Despite all that, I just could not get past it’s ugliness. It’s browser version is clunky, archaic and uninspiring.
The turning point in my relationship with Reddit was the moment I started experiment with iPad apps for reddit.
There is no official client and the third party apps available are far from perfect. However, they are pretty.
Reddit for iPad
iAlien for Reddit, the free app I’ve been using, is available on both iphone and ipad. While according to reviews from more experienced Redditors the comment editing and deleting functions within the app are seriously lacking, its smooth, slick and very attractive user interface has finally given me a window into the weird and wonderful world of reddit that I want to browse through for hours on end.
I’ve learn that putting an inflatable blood pressure meter around your neck and pumping it is probably not a great idea, laughed at this very flat Russian dwarf hamster sitting on a couch and found this truly heartwarming and powerful image and accompanying story of a 65-year-old man with Downs Syndrome.
I am slowly understanding this fascination with “the front page of the internet”, albeit in a way that most traditional redditors would consider sacrilegious.
At the moment, I’m everything the true reddit fan despises, I’m a true lurker. However, this is just the start, as I get hooked to Reddit, I’m sure I will begin contributing as well, it’s just a matter of time.
Diversifying user experience on other platforms
Other than how fickle I am, my Reddit experience indicates the power that social media mobile and tablet apps have in diversifying their user experience to attract different audiences with different ideas and needs in utilising it.
Offering an identical experience on different platforms may work for some sites, applications or social networks, but reaching out to a completely different type of users may also be worth looking into.

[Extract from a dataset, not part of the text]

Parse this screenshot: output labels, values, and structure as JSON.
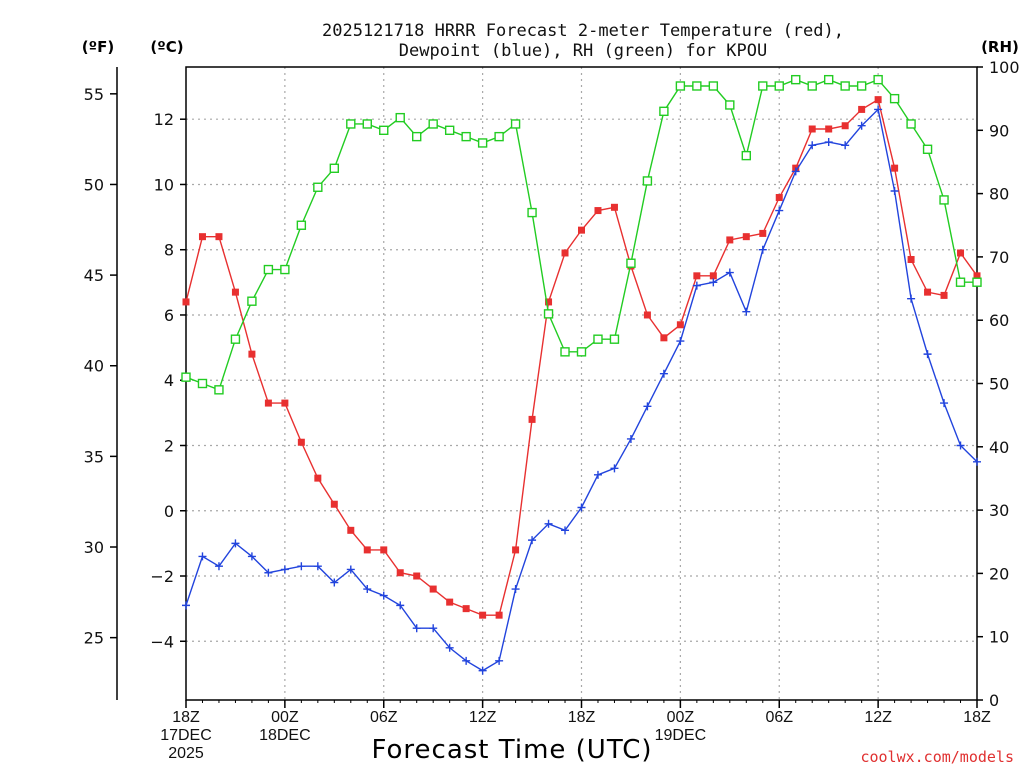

Another example of this is Flow, an iPad compatible Instagram app. The application, specifically crafted for the iPad’s screen describes itself as “the missing iPad app for Instagram”, was made by digital design studio Codegent because they “couldn’t wait any longer for an iPad compatible Instagram app so we built our own”.
Thinking beyond the original use and platforms networks and apps were originally made for could be an opportunity worth at the very least looking into and at best a huge growth area for a different audience.